En tant que manager, je préfère aménager officiellement le poste plutôt que de compter sur les petits arrangements locaux qui, à la longue, viendront dégrader la situation.

Je respecte le rôle de chacun des acteurs internes par rapport à ce salarié.

J'adapte aussi mon comportement en fonction des contraintes liées au handicap du salarié.

Mon collaborateur va revenir dans mon équipe après un accident du travail : il est devenu handicapé

Situation puis Analyse

Henri Person : « Bernard Rivet a été victime d'un grave accident dans l'usine. Il a dû être amputé du bras gauche. Certes, c'est de sa faute : il n'a pas respecté les consignes de sécurité.

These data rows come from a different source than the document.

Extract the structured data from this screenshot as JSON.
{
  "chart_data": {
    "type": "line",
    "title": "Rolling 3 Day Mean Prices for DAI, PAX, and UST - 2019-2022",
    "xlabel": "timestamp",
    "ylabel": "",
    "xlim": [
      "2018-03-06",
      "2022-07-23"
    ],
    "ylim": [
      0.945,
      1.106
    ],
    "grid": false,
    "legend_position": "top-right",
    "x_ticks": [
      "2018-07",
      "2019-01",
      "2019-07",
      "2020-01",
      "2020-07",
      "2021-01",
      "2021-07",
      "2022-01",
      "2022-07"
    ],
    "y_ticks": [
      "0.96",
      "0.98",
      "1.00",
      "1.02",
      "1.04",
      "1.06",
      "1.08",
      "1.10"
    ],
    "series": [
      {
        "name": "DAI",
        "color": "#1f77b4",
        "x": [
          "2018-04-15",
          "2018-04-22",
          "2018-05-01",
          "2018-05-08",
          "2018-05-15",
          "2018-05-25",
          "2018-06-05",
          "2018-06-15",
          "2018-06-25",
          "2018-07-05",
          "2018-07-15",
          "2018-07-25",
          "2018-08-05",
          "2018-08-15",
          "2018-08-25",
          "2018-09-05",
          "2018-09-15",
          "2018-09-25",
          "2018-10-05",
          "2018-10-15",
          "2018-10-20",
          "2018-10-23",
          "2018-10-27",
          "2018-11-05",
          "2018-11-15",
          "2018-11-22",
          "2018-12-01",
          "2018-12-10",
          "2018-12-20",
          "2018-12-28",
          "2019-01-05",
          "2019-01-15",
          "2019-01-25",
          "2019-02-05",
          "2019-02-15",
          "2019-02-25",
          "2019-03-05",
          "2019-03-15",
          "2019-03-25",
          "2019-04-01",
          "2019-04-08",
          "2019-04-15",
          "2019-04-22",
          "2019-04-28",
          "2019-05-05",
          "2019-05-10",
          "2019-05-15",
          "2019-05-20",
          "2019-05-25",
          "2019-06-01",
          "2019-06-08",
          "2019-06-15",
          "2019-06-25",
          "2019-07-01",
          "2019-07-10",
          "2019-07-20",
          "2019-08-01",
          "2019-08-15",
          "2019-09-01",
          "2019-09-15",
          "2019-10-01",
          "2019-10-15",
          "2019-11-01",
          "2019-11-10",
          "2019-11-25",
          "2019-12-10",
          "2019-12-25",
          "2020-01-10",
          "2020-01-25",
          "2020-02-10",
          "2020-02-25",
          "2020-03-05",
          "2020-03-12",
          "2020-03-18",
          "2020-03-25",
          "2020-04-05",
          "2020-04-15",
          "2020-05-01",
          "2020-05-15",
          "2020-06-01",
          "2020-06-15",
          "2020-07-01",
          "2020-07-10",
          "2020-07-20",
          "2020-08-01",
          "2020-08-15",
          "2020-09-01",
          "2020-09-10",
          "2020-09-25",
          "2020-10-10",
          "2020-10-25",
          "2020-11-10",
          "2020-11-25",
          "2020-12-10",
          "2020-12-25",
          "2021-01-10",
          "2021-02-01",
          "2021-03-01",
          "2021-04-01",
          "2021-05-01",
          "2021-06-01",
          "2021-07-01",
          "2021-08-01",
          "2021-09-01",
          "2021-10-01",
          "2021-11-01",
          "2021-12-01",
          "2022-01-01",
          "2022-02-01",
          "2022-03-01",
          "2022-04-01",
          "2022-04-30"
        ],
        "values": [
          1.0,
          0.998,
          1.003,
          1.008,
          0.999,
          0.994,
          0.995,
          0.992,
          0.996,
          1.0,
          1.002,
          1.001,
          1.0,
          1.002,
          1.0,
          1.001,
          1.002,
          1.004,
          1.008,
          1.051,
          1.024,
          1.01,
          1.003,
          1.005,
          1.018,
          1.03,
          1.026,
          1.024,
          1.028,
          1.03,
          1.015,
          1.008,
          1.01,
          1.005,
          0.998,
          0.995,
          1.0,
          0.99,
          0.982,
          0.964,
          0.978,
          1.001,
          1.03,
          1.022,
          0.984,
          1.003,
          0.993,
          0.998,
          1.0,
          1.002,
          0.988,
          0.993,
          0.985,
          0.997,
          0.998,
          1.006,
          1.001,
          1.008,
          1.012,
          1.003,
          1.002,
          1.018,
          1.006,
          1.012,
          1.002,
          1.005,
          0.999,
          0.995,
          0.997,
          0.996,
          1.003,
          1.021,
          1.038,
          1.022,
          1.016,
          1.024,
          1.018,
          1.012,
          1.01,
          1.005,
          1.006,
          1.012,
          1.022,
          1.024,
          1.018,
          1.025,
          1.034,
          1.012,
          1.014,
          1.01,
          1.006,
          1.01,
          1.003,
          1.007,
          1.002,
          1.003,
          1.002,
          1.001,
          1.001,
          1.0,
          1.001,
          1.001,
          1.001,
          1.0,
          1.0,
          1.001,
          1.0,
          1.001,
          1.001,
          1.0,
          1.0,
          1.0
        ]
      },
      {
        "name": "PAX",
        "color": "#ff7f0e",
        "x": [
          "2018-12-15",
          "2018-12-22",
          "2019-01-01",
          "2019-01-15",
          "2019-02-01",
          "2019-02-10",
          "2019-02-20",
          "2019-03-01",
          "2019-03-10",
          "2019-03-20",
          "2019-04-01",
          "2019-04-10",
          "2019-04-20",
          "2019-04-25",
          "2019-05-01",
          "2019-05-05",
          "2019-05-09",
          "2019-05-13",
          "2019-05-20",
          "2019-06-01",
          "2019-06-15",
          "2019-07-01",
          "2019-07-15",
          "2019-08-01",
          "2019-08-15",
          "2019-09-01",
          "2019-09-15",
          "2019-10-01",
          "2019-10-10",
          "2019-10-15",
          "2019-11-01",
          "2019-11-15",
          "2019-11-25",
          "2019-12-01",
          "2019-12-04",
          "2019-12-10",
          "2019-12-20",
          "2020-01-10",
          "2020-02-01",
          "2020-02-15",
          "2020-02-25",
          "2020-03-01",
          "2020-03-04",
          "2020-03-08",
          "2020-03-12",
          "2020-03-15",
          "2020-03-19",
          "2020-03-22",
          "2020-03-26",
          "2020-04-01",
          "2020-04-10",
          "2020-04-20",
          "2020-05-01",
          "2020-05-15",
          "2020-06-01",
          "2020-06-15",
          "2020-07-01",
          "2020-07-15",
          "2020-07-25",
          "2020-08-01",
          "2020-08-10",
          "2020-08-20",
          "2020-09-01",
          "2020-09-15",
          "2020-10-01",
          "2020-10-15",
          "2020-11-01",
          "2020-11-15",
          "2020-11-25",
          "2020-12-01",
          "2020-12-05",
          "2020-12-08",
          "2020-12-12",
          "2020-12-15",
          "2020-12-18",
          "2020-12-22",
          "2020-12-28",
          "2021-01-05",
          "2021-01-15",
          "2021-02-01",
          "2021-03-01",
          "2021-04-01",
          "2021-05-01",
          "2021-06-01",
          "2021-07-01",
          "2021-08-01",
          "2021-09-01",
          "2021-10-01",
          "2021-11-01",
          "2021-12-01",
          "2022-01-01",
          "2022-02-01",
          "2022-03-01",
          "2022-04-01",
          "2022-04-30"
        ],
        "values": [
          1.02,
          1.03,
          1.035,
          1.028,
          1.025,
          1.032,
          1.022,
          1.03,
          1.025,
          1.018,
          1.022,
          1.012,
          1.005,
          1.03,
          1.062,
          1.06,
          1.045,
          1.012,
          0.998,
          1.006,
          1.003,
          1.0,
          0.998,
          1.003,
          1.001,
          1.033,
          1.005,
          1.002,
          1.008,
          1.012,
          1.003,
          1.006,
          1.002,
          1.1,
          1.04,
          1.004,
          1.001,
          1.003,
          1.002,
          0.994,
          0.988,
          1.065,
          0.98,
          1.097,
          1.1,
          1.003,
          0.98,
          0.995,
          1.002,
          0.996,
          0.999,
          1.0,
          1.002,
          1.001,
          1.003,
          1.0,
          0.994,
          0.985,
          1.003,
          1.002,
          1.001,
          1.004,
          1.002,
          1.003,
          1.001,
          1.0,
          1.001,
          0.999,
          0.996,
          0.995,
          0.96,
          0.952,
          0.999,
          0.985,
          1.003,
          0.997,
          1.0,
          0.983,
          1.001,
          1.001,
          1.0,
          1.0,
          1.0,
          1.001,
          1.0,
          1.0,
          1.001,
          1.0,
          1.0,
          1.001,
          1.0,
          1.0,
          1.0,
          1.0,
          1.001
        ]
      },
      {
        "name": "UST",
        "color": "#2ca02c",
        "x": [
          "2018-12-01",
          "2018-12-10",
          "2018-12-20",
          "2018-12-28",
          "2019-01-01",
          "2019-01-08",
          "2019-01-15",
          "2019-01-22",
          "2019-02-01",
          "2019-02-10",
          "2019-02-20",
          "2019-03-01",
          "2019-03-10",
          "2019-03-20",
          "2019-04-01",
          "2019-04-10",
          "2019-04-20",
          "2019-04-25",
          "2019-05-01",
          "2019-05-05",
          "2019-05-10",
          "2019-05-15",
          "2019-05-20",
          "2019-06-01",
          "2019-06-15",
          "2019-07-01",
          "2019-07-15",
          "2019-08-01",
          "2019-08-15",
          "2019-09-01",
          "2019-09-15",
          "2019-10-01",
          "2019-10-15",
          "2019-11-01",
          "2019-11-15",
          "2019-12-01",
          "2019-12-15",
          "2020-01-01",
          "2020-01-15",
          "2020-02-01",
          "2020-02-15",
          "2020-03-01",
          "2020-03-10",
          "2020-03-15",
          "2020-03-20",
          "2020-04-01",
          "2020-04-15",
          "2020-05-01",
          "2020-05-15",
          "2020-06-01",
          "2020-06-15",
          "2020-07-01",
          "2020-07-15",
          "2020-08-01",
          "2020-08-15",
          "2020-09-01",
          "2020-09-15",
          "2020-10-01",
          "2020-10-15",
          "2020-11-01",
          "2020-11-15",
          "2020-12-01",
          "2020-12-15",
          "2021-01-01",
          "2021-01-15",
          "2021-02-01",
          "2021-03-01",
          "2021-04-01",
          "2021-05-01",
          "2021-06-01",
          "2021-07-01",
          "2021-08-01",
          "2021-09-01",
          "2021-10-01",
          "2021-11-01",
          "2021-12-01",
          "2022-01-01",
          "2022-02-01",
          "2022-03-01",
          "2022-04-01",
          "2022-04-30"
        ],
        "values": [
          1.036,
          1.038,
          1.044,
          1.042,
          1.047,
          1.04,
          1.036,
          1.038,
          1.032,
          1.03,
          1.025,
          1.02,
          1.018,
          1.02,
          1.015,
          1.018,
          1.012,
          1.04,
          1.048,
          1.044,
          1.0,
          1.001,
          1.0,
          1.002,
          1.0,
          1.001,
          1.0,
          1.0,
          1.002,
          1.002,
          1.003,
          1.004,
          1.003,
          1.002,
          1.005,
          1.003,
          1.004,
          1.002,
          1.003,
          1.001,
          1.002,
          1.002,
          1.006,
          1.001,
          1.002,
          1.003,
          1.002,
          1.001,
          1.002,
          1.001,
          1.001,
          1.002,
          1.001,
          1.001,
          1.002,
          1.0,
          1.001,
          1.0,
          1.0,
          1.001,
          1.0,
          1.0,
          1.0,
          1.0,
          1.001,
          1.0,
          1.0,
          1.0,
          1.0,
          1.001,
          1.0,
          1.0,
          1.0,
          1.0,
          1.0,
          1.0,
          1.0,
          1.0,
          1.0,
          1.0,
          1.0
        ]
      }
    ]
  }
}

Comme souvent dans ces cas-là, il avait pris la mauvaise habitude de réparer un certain type de panne en suivant sa méthode, qu'il avait en quelque sorte avalisée par l'expérience. Quand j'étais derrière son dos, il ne le faisait pas ; je lui avais interdit. Mais quand j'étais dans mon bureau ou trop loin pour le voir...

Du fait de l'accident, on s'est bien sûr retourné contre le constructeur, qui a pu démontrer que l'accident était théoriquement peu probable mais tout de même possible. Il fallait que toute une série de coïncidences se conjuguent pour que ça arrive. Mais ça pouvait arriver. Donc il fallait respecter strictement les consignes.

Bernard est revenu lundi dernier. Nous lui avons trouvé un poste de contrôle compatible avec son handicap. C'est même une promotion pour lui : il va gagner plus d'argent. Je suis content qu'on ait trouvé cette solution.

Mais son caractère a bien changé. Son humeur est imprévisible. Parfois, je le sens irascible. J'ai l'impression qu'il en veut à la terre entière. Alors que c'est quand même de sa faute. D'autres fois, il sombre dans un abattement profond. Je ne sais plus quoi faire. J'ai envie de le bousculer pour le faire réagir. »

Analyse


Bernard Rivet, en tant que victime d'un accident, a vécu un traumatisme. Il doit se reconstruire en intégrant le changement auquel il est confronté. C'est ce que l'on appelle le cycle du deuil. Le ressentiment, la colère, voire la dépression, sont les étapes normales de la reconstitution d'une nouvelle image soi.